Tu l'ordonnes, je m'expliquerai sans détour ; j'en
atteste ce tombeau, aussi sacré pour moi qu'un
autel.
ELECTRE
Parle, puisque tu respectes le tombeau de mon
père.
LE CHOEUR
En arrosant sa tombe, prie pour ceux qui l'aimaient.
ELECTRE
Et quels amis pourrai-je lui nommer ?
LE CHOEUR
Toi, d'abord ; puis, quiconque est l'ennemi d'Egisthe.
ELECTRE
Ainsi, je ne prierai que pour toi et pour moi ?
LE CHOEUR
C'est à toi d'y penser, à toi de le dire.
ELECTRE
Et quel autre puis-je nous associer ?
LE CHOEUR
Ah ! songe à Oreste, tout absent qu'il est.
ELECTRE
Oui, tu éclaires mon coeur.
LE CHOEUR
Puis, rappelant le crime, souhaite à ses
auteurs...
ELECTRE
Quoi ? je ne sais, suggère-moi.
LE CHOEUR
Qu'un Dieu, ou un mortel vienne...
ELECTRE
Les juger, ou les punir ?
LE CHOEUR
Dis hardiment, donner la mort à des assassins.
ELECTRE
Et puis-je sans impiété le demander aux Dieux
?
LE CHOEUR
Pourquoi non, ô Electre ? c'est souhaiter à tes
ennemis maux pour maux.
ELECTRE
Viens, Mercure souterrain, annonce-moi que mes voeux sont
agréés des divinités infernales, qui
régnent où mon père habite, et de la
terre elle-même, qui enfante, nourrit et reprend tout !

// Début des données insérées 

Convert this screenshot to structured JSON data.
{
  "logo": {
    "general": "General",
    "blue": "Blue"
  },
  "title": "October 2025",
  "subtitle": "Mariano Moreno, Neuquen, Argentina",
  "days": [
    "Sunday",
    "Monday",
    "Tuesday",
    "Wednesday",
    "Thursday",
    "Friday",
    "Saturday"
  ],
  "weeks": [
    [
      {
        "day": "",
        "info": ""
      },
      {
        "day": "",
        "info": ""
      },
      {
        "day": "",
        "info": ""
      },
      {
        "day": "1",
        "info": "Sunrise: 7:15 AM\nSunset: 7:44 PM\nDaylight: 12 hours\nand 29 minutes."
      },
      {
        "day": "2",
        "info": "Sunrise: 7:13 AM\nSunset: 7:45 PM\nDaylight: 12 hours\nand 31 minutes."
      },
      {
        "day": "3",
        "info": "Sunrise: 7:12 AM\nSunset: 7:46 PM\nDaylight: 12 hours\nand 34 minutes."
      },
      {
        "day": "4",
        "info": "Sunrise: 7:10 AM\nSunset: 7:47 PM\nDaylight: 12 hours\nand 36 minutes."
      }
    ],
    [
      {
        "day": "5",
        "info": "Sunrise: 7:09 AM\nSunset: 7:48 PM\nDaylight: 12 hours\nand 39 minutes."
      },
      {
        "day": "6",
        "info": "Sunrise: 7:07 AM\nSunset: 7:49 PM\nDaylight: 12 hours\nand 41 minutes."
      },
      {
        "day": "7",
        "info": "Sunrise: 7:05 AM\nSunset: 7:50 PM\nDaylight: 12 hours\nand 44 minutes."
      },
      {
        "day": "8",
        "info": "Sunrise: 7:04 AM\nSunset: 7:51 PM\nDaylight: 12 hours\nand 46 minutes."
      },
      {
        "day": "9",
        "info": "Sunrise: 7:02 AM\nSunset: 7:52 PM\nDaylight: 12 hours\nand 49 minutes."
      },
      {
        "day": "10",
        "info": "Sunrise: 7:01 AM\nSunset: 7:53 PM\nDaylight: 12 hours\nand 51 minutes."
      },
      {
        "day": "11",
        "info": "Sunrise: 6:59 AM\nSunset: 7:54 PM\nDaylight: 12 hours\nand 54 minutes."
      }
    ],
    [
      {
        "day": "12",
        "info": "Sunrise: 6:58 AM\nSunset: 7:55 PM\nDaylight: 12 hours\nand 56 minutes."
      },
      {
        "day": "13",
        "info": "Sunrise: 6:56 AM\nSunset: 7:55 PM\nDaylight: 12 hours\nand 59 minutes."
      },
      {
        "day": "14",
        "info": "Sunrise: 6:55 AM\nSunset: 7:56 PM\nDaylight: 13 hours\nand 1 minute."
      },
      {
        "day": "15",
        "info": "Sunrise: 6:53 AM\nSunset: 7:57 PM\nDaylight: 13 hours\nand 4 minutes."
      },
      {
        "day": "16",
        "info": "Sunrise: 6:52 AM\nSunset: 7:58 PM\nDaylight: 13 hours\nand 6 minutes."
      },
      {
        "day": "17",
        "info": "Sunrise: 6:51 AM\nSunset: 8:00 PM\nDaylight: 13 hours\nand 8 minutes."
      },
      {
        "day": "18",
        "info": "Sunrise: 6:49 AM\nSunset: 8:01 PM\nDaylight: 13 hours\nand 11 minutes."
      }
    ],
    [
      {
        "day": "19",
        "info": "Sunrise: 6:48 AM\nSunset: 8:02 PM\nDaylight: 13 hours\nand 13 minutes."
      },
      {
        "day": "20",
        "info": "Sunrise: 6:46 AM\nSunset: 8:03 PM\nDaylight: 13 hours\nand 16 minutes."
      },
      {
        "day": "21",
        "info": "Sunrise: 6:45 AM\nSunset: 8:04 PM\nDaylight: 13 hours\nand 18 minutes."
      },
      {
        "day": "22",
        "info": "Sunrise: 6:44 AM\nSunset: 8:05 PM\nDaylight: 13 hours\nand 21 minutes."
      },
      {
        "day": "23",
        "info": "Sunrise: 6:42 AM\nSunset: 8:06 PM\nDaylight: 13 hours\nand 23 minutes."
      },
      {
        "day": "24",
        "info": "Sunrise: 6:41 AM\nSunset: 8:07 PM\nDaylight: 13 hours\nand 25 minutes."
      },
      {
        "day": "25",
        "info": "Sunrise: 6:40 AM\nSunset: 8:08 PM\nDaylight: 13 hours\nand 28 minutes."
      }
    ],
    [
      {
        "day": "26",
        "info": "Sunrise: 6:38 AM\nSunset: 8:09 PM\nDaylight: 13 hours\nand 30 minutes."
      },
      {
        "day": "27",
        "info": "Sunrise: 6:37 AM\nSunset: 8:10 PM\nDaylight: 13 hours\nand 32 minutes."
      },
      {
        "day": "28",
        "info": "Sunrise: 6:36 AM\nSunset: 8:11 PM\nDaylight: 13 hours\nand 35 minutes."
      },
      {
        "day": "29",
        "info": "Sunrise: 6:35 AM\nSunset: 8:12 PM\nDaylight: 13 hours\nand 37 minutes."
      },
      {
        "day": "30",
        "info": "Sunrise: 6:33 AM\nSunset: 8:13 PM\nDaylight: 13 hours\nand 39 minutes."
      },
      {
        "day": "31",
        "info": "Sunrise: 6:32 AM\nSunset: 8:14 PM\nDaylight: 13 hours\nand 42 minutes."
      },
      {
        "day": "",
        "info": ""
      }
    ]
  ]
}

En répandant ces libations funèbres, mon
père, je t'appelle : jette un regard de pitié
sur moi et sur ton cher Oreste ; fais-nous rentrer dans ton
palais. Maintenant, nous sommes errants, trahis, vendus par
celle dont nous tenons le jour. Elle a donné ton lit
à Egisthe, au complice de ta mort. Ta fille n'est plus
qu'une esclave ; ton fils est indigent et fugitif ; et les
coupables, dans le sein des plaisirs, jouissent insolem-ment
du fruit de tes travaux. Fais qu'Oreste revienne et triomphe
en ces lieux. Entends ma voix, ô mon père ! Que
toujours mon âme soit plus vertueuse, et mes mains plus
pures, que celles de ma mère ! Voilà mes voeux
pour tes enfants. Quant à tes ennemis, fais
paraître à leurs yeux ton vengeur ! Qu'il vienne
leur donner la mort, comme ils te l'ont donnée !
Telles sont les imprécations que je mêle
à mes prières. Sois-nous favorable ! Que les
Dieux, la terre, et la justice vengeresse, se joignent
à toi ! Avec mes voeux reçois ces libations !

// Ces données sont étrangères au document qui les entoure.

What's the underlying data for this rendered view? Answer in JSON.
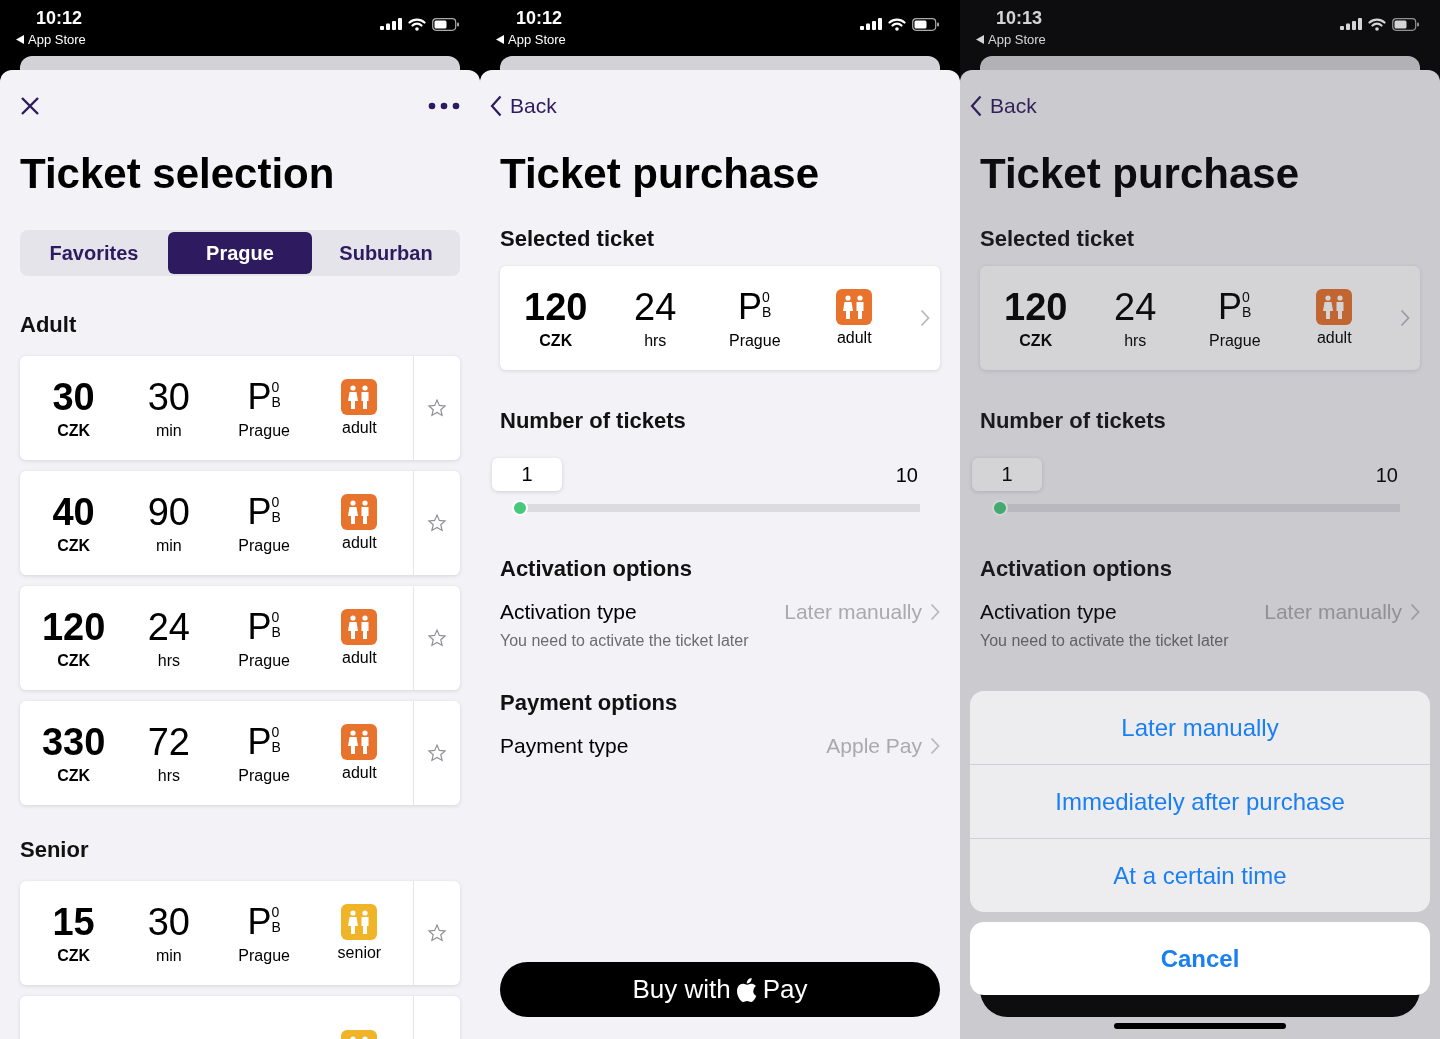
{
  "screens": [
    {
      "kind": "selection",
      "status_bar": {
        "time": "10:12",
        "back_label": "App Store"
      },
      "title": "Ticket selection",
      "segments": [
        {
          "label": "Favorites",
          "selected": false
        },
        {
          "label": "Prague",
          "selected": true
        },
        {
          "label": "Suburban",
          "selected": false
        }
      ],
      "sections": [
        {
          "heading": "Adult",
          "tickets": [
            {
              "kind": "adult",
              "price": "30",
              "currency": "CZK",
              "duration": "30",
              "unit": "min",
              "zone": {
                "letter": "P",
                "sup": "0",
                "sub": "B"
              },
              "city": "Prague",
              "passenger": "adult"
            },
            {
              "kind": "adult",
              "price": "40",
              "currency": "CZK",
              "duration": "90",
              "unit": "min",
              "zone": {
                "letter": "P",
                "sup": "0",
                "sub": "B"
              },
              "city": "Prague",
              "passenger": "adult"
            },
            {
              "kind": "adult",
              "price": "120",
              "currency": "CZK",
              "duration": "24",
              "unit": "hrs",
              "zone": {
                "letter": "P",
                "sup": "0",
                "sub": "B"
              },
              "city": "Prague",
              "passenger": "adult"
            },
            {
              "kind": "adult",
              "price": "330",
              "currency": "CZK",
              "duration": "72",
              "unit": "hrs",
              "zone": {
                "letter": "P",
                "sup": "0",
                "sub": "B"
              },
              "city": "Prague",
              "passenger": "adult"
            }
          ]
        },
        {
          "heading": "Senior",
          "tickets": [
            {
              "kind": "senior",
              "price": "15",
              "currency": "CZK",
              "duration": "30",
              "unit": "min",
              "zone": {
                "letter": "P",
                "sup": "0",
                "sub": "B"
              },
              "city": "Prague",
              "passenger": "senior"
            },
            {
              "kind": "senior",
              "cut_off": true
            }
          ]
        }
      ]
    },
    {
      "kind": "purchase",
      "status_bar": {
        "time": "10:12",
        "back_label": "App Store"
      },
      "back": "Back",
      "title": "Ticket purchase",
      "selected_heading": "Selected ticket",
      "ticket": {
        "kind": "adult",
        "price": "120",
        "currency": "CZK",
        "duration": "24",
        "unit": "hrs",
        "zone": {
          "letter": "P",
          "sup": "0",
          "sub": "B"
        },
        "city": "Prague",
        "passenger": "adult"
      },
      "count_heading": "Number of tickets",
      "count_slider": {
        "value": "1",
        "max": "10",
        "level": 0
      },
      "activation_heading": "Activation options",
      "activation": {
        "label": "Activation type",
        "value": "Later manually",
        "hint": "You need to activate the ticket later"
      },
      "payment_heading": "Payment options",
      "payment": {
        "label": "Payment type",
        "value": "Apple Pay"
      },
      "buy_button": {
        "prefix": "Buy with",
        "suffix": "Pay"
      }
    },
    {
      "kind": "purchase",
      "status_bar": {
        "time": "10:13",
        "back_label": "App Store"
      },
      "back": "Back",
      "title": "Ticket purchase",
      "selected_heading": "Selected ticket",
      "ticket": {
        "kind": "adult",
        "price": "120",
        "currency": "CZK",
        "duration": "24",
        "unit": "hrs",
        "zone": {
          "letter": "P",
          "sup": "0",
          "sub": "B"
        },
        "city": "Prague",
        "passenger": "adult"
      },
      "count_heading": "Number of tickets",
      "count_slider": {
        "value": "1",
        "max": "10",
        "level": 0
      },
      "activation_heading": "Activation options",
      "activation": {
        "label": "Activation type",
        "value": "Later manually",
        "hint": "You need to activate the ticket later"
      },
      "buy_button": {
        "text_hidden": true
      },
      "action_sheet": {
        "options": [
          "Later manually",
          "Immediately after purchase",
          "At a certain time"
        ],
        "cancel": "Cancel"
      }
    }
  ]
}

Vous, suivant l'usage, faites entendre vos
gémissements, chantez l'hymne funèbre.
LE CHOEUR
Versons, versons un torrent de larmes, pour un maître
trop malheureux : que sa tombe en soit arrosée ;
qu'elles se mêlent à ces libations, et servent
avec elles à détourner nos maux, à les
rejeter sur nos ennemis ! Du sein des ténèbres,
ô mon maître, ô mon roi, écoute-nous
! Hélas ! hélas ! qui sera ton vengeur ? qui
sauvera tes enfants ? Que le Dieu des Scythes, que Mars,
lance lui-même ces traits déchirants, ces traits
imprévus, qui portent partout une mort
inévitable !
ELECTRE
C'en est fait, mon père a reçu les libations.

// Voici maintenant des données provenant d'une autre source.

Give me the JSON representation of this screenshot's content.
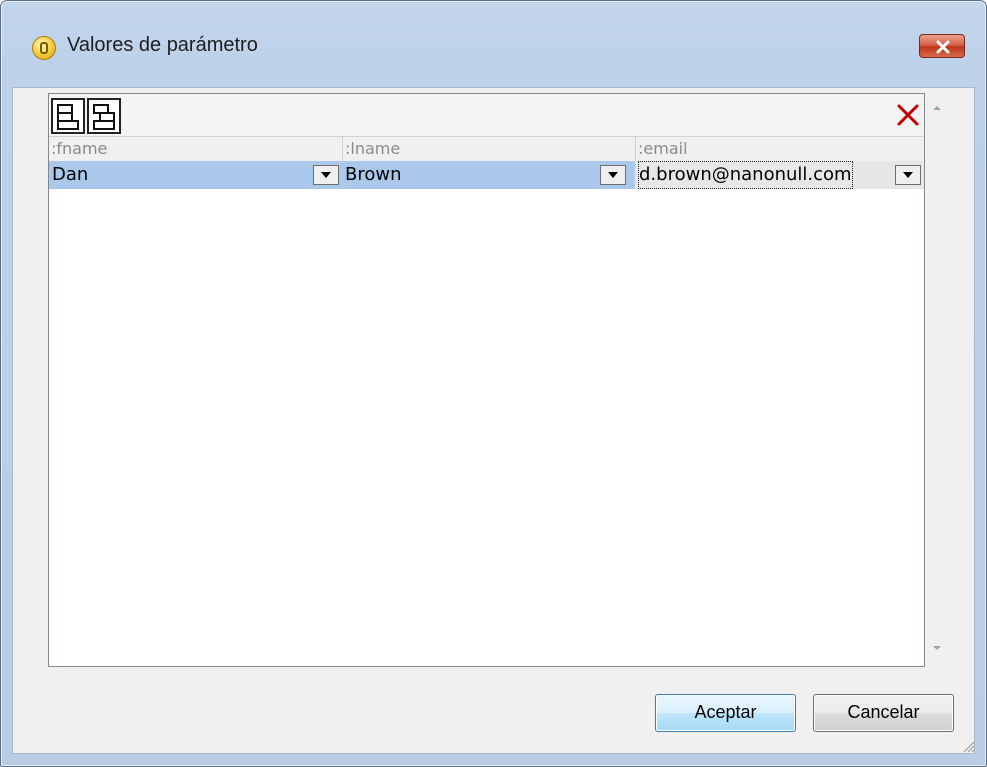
{
  "window": {
    "title": "Valores de parámetro"
  },
  "grid": {
    "columns": [
      ":fname",
      ":lname",
      ":email"
    ],
    "rows": [
      [
        "Dan",
        "Brown",
        "d.brown@nanonull.com"
      ]
    ]
  },
  "buttons": {
    "ok": "Aceptar",
    "cancel": "Cancelar"
  },
  "colors": {
    "selection": "#a9c8ea",
    "close": "#c0351c",
    "delete_icon": "#c00000"
  }
}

Divin messager de l'Olympe et des Enfers... Chères
amies, partagez ma surprise.
LE CHOEUR
Parle, mon coeur palpite de crainte.
ELECTRE
J'ai trouvé sur la tombe cette boucle de
cheveux.
LE CHOEUR
De qui ? de quel homme, ou de quelle femme ?
ELECTRE
Il n'est pas difficile de le conjecturer.
LE CHOEUR
Comment ? quoique plus jeune, instruis-moi.
ELECTRE
Offrir des cheveux à mon père ! seule, ici, je
l'eusse osé.
LE CHOEUR
D'autres encore l'eussent dû ; mais ils sont ses
ennemis.
ELECTRE
Ces cheveux, d'ailleurs, sont tout à fait
semblables...
LE CHOEUR
A quels cheveux ? Je brûle de l'apprendre.
ELECTRE
Aux miens ; ils semblent être les mêmes.
LE CHOEUR
Serait-ce un présent fait en secret par ton cher
frère Oreste ?
ELECTRE
Il est bien vraisemblable que ces cheveux sont à
lui.
LE CHOEUR
Eh ! comment aurait-il osé venir en ces lieux !
ELECTRE
Il aura envoyé cette offrande à son
père.
LE CHOEUR
Nouveau sujet de larmes, si elle annonce qu'il ne reverra
plus sa patrie !
ELECTRE
Ah ! mon coeur est assailli des flots de la tristesse. A la
vue de ces cheveux, un trait perçant m'a
frappée, un déluge brûlant de larmes
amères est tombé de mes yeux. A quel autre des
Argiens puis-je penser que cette dépouille appartienne
? Ce ne peut être à celle qui assassina son
époux, à ma mère, dont la
sacrilège aversion pour ses enfants dément un
nom si tendre.
Mais comment m'assurer que c'est un don d'Oreste, du mortel
le plus cher ? Toutefois l'espoir me flatte. Hélas !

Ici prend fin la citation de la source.